Local geologist Len Eisenberg lectured about the oil industry last week at SOU. Photo courtesy of prisonplanet.com

Local geologist Len Eisenberg lectured about the oil industry last week at SOU. Photo courtesy of prisonplanet.com

Local Ashland geologist, Len Eisenberg, presented a lecture last week on the role oil and natural gas plays in modern society and possible alternatives to its use.

Eisenberg began with a description of how oil and natural gas forms and the petroleum industry’s history.

“We have a long way to go before we’ll be able to change the game,” Eisenberg said, adding that the United States, which comprises 5% of the total world population, leads the world in oil consumption with its use of 84 million barrels of oil a day.

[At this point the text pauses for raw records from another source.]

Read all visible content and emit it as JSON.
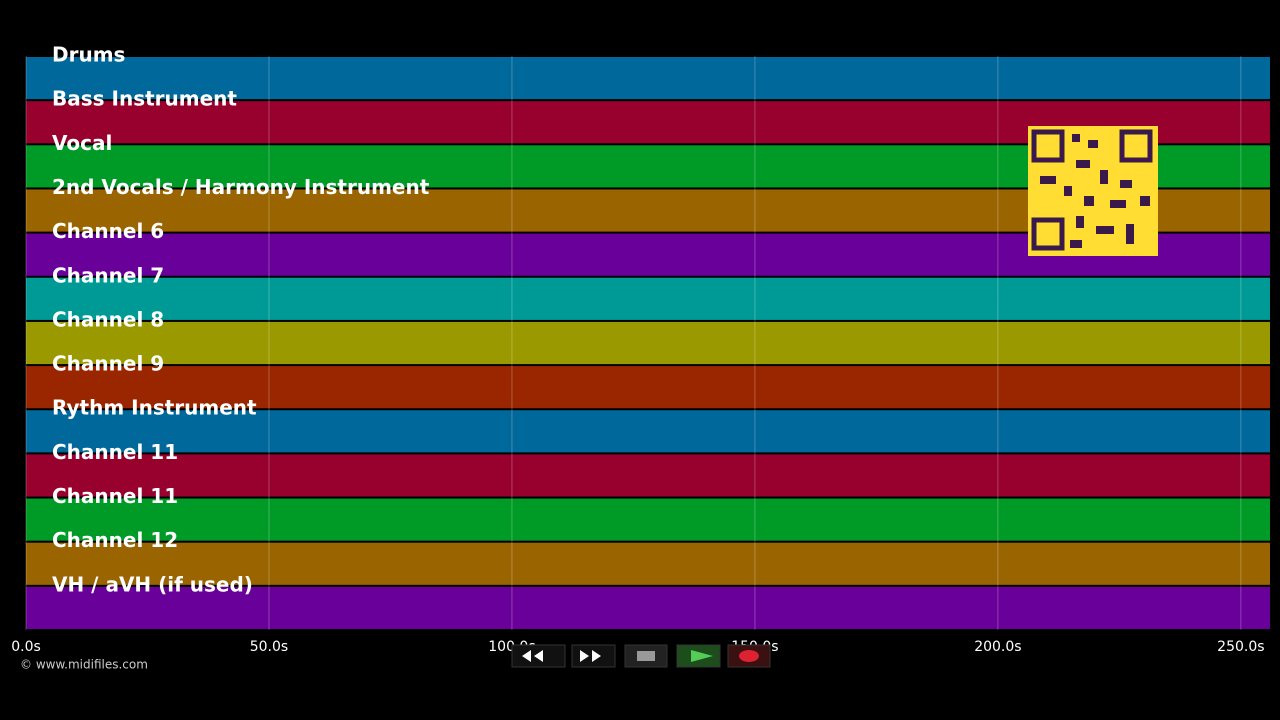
{
  "tracks": [
    {
      "name": "Drums",
      "color": "#00689a"
    },
    {
      "name": "Bass Instrument",
      "color": "#98002e"
    },
    {
      "name": "Vocal",
      "color": "#009a26"
    },
    {
      "name": "2nd Vocals / Harmony Instrument",
      "color": "#9a6400"
    },
    {
      "name": "Channel 6",
      "color": "#6a009a"
    },
    {
      "name": "Channel 7",
      "color": "#009a96"
    },
    {
      "name": "Channel 8",
      "color": "#9a9a00"
    },
    {
      "name": "Channel 9",
      "color": "#9a2600"
    },
    {
      "name": "Rythm Instrument",
      "color": "#00689a"
    },
    {
      "name": "Channel 11",
      "color": "#98002e"
    },
    {
      "name": "Channel 11",
      "color": "#009a26"
    },
    {
      "name": "Channel 12",
      "color": "#9a6400"
    },
    {
      "name": "VH / aVH (if used)",
      "color": "#6a009a"
    }
  ],
  "time_axis": {
    "xlim": [
      0,
      256
    ],
    "xticks": [
      {
        "value": 0,
        "label": "0.0s"
      },
      {
        "value": 50,
        "label": "50.0s"
      },
      {
        "value": 100,
        "label": "100.0s"
      },
      {
        "value": 150,
        "label": "150.0s"
      },
      {
        "value": 200,
        "label": "200.0s"
      },
      {
        "value": 250,
        "label": "250.0s"
      }
    ]
  },
  "footer": {
    "credit": "© www.midifiles.com"
  }
}
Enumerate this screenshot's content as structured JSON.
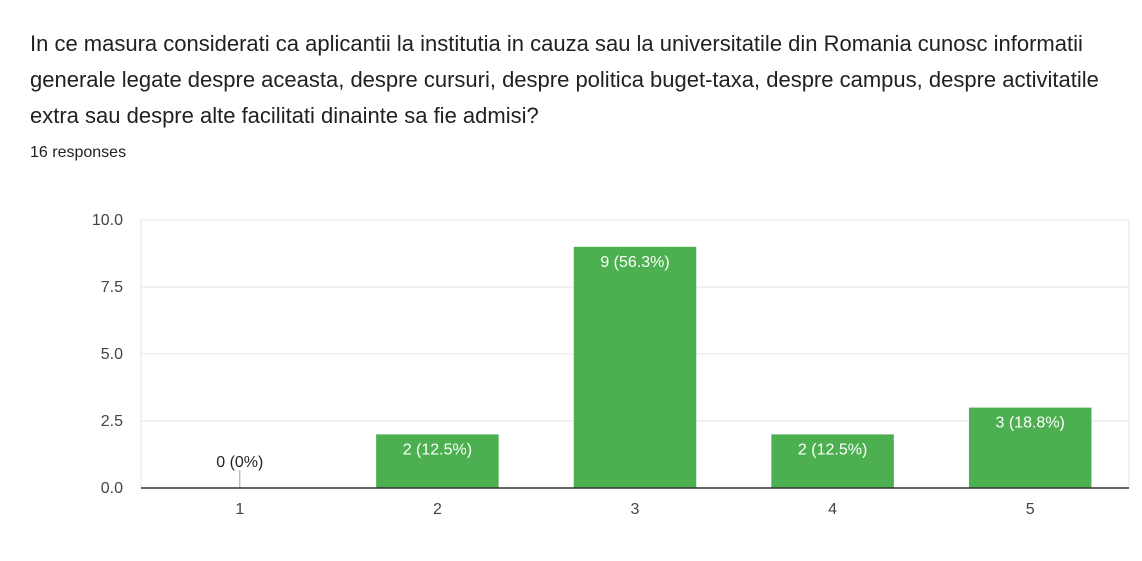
{
  "question": {
    "text": "In ce masura considerati ca aplicantii la institutia in cauza sau la universitatile din Romania cunosc informatii generale legate despre aceasta, despre cursuri, despre politica buget-taxa, despre campus, despre activitatile extra sau despre alte facilitati dinainte sa fie admisi?",
    "responses": "16 responses"
  },
  "chart_data": {
    "type": "bar",
    "categories": [
      "1",
      "2",
      "3",
      "4",
      "5"
    ],
    "values": [
      0,
      2,
      9,
      2,
      3
    ],
    "data_labels": [
      "0 (0%)",
      "2 (12.5%)",
      "9 (56.3%)",
      "2 (12.5%)",
      "3 (18.8%)"
    ],
    "yticks": [
      "0.0",
      "2.5",
      "5.0",
      "7.5",
      "10.0"
    ],
    "ylim": [
      0,
      10
    ],
    "grid": true,
    "legend": "none",
    "bar_color": "#4caf50",
    "title": "",
    "xlabel": "",
    "ylabel": ""
  }
}
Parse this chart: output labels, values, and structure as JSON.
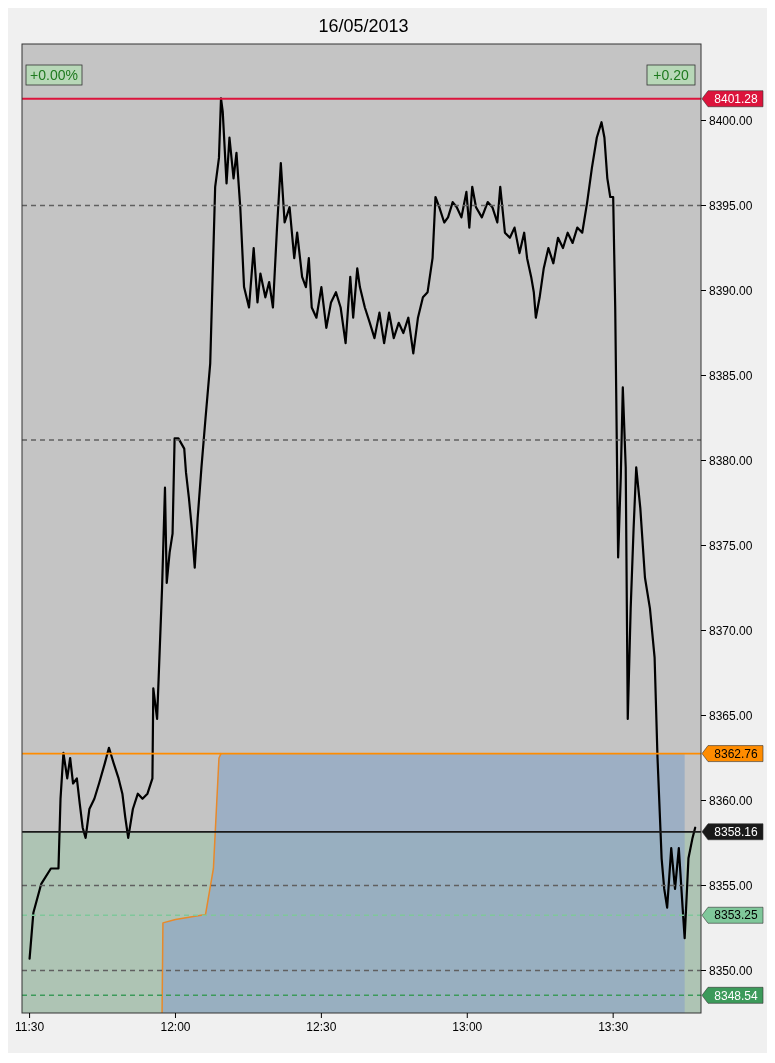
{
  "chart_data": {
    "type": "line",
    "title": "16/05/2013",
    "xlim": [
      11.474,
      13.801
    ],
    "xticks": [
      {
        "value": 11.5,
        "label": "11:30"
      },
      {
        "value": 12,
        "label": "12:00"
      },
      {
        "value": 12.5,
        "label": "12:30"
      },
      {
        "value": 13,
        "label": "13:00"
      },
      {
        "value": 13.5,
        "label": "13:30"
      }
    ],
    "ylim": [
      8347.5,
      8404.5
    ],
    "yticks": [
      {
        "value": 8350,
        "label": "8350.00"
      },
      {
        "value": 8355,
        "label": "8355.00"
      },
      {
        "value": 8360,
        "label": "8360.00"
      },
      {
        "value": 8365,
        "label": "8365.00"
      },
      {
        "value": 8370,
        "label": "8370.00"
      },
      {
        "value": 8375,
        "label": "8375.00"
      },
      {
        "value": 8380,
        "label": "8380.00"
      },
      {
        "value": 8385,
        "label": "8385.00"
      },
      {
        "value": 8390,
        "label": "8390.00"
      },
      {
        "value": 8395,
        "label": "8395.00"
      },
      {
        "value": 8400,
        "label": "8400.00"
      }
    ],
    "bands": [
      {
        "axis": "y",
        "from": 8347.5,
        "to": 8358.16,
        "color": "#a9c4b0"
      }
    ],
    "series": [
      {
        "type": "area",
        "color": "#90a8c4",
        "x": [
          11.954,
          11.957,
          12.0,
          12.103,
          12.13,
          12.149,
          12.156,
          13.745
        ],
        "values": [
          8347.5,
          8352.8,
          8353.0,
          8353.3,
          8356.0,
          8362.5,
          8362.76,
          8362.76
        ]
      },
      {
        "color": "#e8892a",
        "x": [
          11.954,
          11.957,
          12.0,
          12.103,
          12.13,
          12.149,
          12.156
        ],
        "values": [
          8347.5,
          8352.8,
          8353.0,
          8353.3,
          8356.0,
          8362.5,
          8362.76
        ]
      },
      {
        "color": "#000000",
        "x": [
          11.5,
          11.513,
          11.54,
          11.573,
          11.599,
          11.606,
          11.616,
          11.629,
          11.639,
          11.649,
          11.662,
          11.672,
          11.682,
          11.692,
          11.705,
          11.722,
          11.738,
          11.758,
          11.772,
          11.788,
          11.805,
          11.818,
          11.828,
          11.838,
          11.854,
          11.871,
          11.887,
          11.904,
          11.921,
          11.924,
          11.937,
          11.954,
          11.964,
          11.97,
          11.98,
          11.99,
          11.997,
          12.01,
          12.03,
          12.036,
          12.046,
          12.056,
          12.066,
          12.076,
          12.089,
          12.103,
          12.119,
          12.136,
          12.149,
          12.156,
          12.162,
          12.175,
          12.185,
          12.199,
          12.209,
          12.222,
          12.235,
          12.252,
          12.268,
          12.281,
          12.291,
          12.308,
          12.321,
          12.334,
          12.348,
          12.361,
          12.374,
          12.391,
          12.407,
          12.417,
          12.434,
          12.447,
          12.457,
          12.467,
          12.483,
          12.5,
          12.517,
          12.533,
          12.55,
          12.566,
          12.583,
          12.599,
          12.609,
          12.623,
          12.632,
          12.649,
          12.666,
          12.682,
          12.699,
          12.715,
          12.732,
          12.748,
          12.765,
          12.781,
          12.798,
          12.815,
          12.831,
          12.848,
          12.864,
          12.881,
          12.891,
          12.904,
          12.921,
          12.934,
          12.95,
          12.964,
          12.98,
          12.997,
          13.007,
          13.017,
          13.03,
          13.05,
          13.07,
          13.086,
          13.103,
          13.113,
          13.129,
          13.146,
          13.162,
          13.179,
          13.195,
          13.205,
          13.219,
          13.228,
          13.235,
          13.248,
          13.262,
          13.278,
          13.295,
          13.311,
          13.328,
          13.344,
          13.361,
          13.377,
          13.394,
          13.411,
          13.427,
          13.444,
          13.46,
          13.47,
          13.48,
          13.49,
          13.5,
          13.507,
          13.517,
          13.526,
          13.533,
          13.543,
          13.55,
          13.56,
          13.57,
          13.579,
          13.593,
          13.609,
          13.626,
          13.642,
          13.652,
          13.666,
          13.675,
          13.685,
          13.699,
          13.712,
          13.725,
          13.738,
          13.745,
          13.758,
          13.772,
          13.781
        ],
        "values": [
          8350.7,
          8353.4,
          8355.1,
          8356.0,
          8356.0,
          8360.1,
          8362.8,
          8361.3,
          8362.5,
          8361.0,
          8361.3,
          8359.8,
          8358.4,
          8357.8,
          8359.5,
          8360.1,
          8361.0,
          8362.2,
          8363.1,
          8362.2,
          8361.3,
          8360.4,
          8359.0,
          8357.8,
          8359.5,
          8360.4,
          8360.1,
          8360.4,
          8361.3,
          8366.6,
          8364.8,
          8372.5,
          8378.4,
          8372.8,
          8374.6,
          8375.7,
          8381.3,
          8381.3,
          8380.7,
          8379.3,
          8377.8,
          8376.0,
          8373.7,
          8376.6,
          8379.6,
          8382.5,
          8385.7,
          8396.1,
          8397.8,
          8401.3,
          8400.5,
          8396.3,
          8399.0,
          8396.6,
          8398.1,
          8394.9,
          8390.2,
          8389.0,
          8392.5,
          8389.3,
          8391.0,
          8389.6,
          8390.5,
          8389.0,
          8393.7,
          8397.5,
          8394.0,
          8394.9,
          8391.9,
          8393.4,
          8390.8,
          8390.2,
          8391.9,
          8389.0,
          8388.4,
          8390.2,
          8387.8,
          8389.3,
          8389.9,
          8389.0,
          8386.9,
          8390.8,
          8388.4,
          8391.3,
          8390.2,
          8389.0,
          8388.1,
          8387.2,
          8388.7,
          8386.9,
          8388.7,
          8387.2,
          8388.1,
          8387.5,
          8388.4,
          8386.3,
          8388.4,
          8389.6,
          8389.9,
          8391.9,
          8395.5,
          8394.9,
          8394.0,
          8394.3,
          8395.2,
          8394.9,
          8394.3,
          8395.8,
          8393.7,
          8396.1,
          8394.9,
          8394.3,
          8395.2,
          8394.9,
          8394.0,
          8396.1,
          8393.4,
          8393.1,
          8393.7,
          8392.2,
          8393.4,
          8391.9,
          8390.8,
          8389.9,
          8388.4,
          8389.6,
          8391.3,
          8392.5,
          8391.6,
          8393.1,
          8392.5,
          8393.4,
          8392.8,
          8393.7,
          8393.4,
          8395.2,
          8397.2,
          8399.0,
          8399.9,
          8399.0,
          8396.6,
          8395.5,
          8395.5,
          8389.0,
          8374.3,
          8379.0,
          8384.3,
          8379.6,
          8364.8,
          8371.3,
          8376.0,
          8379.6,
          8377.2,
          8373.1,
          8371.3,
          8368.4,
          8362.5,
          8356.6,
          8354.8,
          8353.7,
          8357.2,
          8354.8,
          8357.2,
          8353.7,
          8351.9,
          8356.6,
          8357.8,
          8358.4
        ]
      }
    ],
    "ref_lines": [
      {
        "axis": "y",
        "value": 8401.28,
        "label": "8401.28",
        "color": "#dc143c",
        "line_style": "solid"
      },
      {
        "axis": "y",
        "value": 8362.76,
        "label": "8362.76",
        "color": "#ff8c00",
        "line_style": "solid"
      },
      {
        "axis": "y",
        "value": 8358.16,
        "label": "8358.16",
        "color": "#1a1a1a",
        "line_style": "solid"
      },
      {
        "axis": "y",
        "value": 8353.25,
        "label": "8353.25",
        "color": "#7fc79a",
        "line_style": "dashed"
      },
      {
        "axis": "y",
        "value": 8348.54,
        "label": "8348.54",
        "color": "#3c9a5a",
        "line_style": "dashed"
      },
      {
        "axis": "y",
        "value": 8395,
        "color": "#606060",
        "line_style": "dashed"
      },
      {
        "axis": "y",
        "value": 8381.2,
        "color": "#606060",
        "line_style": "dashed"
      },
      {
        "axis": "y",
        "value": 8355,
        "color": "#606060",
        "line_style": "dashed"
      },
      {
        "axis": "y",
        "value": 8350,
        "color": "#606060",
        "line_style": "dashed"
      }
    ],
    "annotations": [
      "+0.00%",
      "+0.20"
    ]
  }
}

“One barrel is 42 gallons,” Eisenberg said. “This means we consume three and a half billion gallons every single day.”

Eisenberg explained that these figures should not be shocking, since the United States also produces 25 percent of the world’s total resources. He also laid to rest the claim that oil is not a renewable resource, citing the fact that the surface oil alone that seeps up from underground deposits accounts for 90 percent of the world’s oil.

Several other countries are seeing the potential to rival the United States in oil production. Brazil recently made discoveries worth billions of dollars, and the reserves in Canada’s Tar Sands currently produce two million barrels per day.

Global warming trends also make the prospect of drilling in Alaska and Greenland more feasible.

The topic of the lecture, “Oil and Natural Gas in Nature and Society,” dealt primarily with what these trends mean for the future as environmentally-conscious societies seek to wean themselves off dependency on oil and on the pros and cons of various alternatives that have been proposed.

In the lecture, Eisenberg outlined how the United States uses oil, noting that transportation accounts for 50 percent of its use, followed by heating and electricity. He remarked that our inefficient use of oil, which the world energy scene as a whole shares, was not characteristic of oil use in the early years of the petroleum industry. Oil, which was not extracted for gas use until almost 50 years after refineries first began drilling in the mid-1800s, was originally invested in the making of lubricants and artificial asphalt.

A number of alternative energy sources are available, Eisenberg said. Coal is the most secure source, and abundant reserves of liquid coal make this option attractive.

Other alternatives include wind power, nuclear fusion and biofuels. Eisenberg favored photovoltaic energy, whose proven technology requires no infrastructure changes and is maintainable by individuals at very low costs.

Near the end of the lecture, Eisenberg compared the industrialized world’s oil addiction to chocolate cravings.

“If something is cheap, abundant, energy-dense and versatile, you have a recipe for addiction.”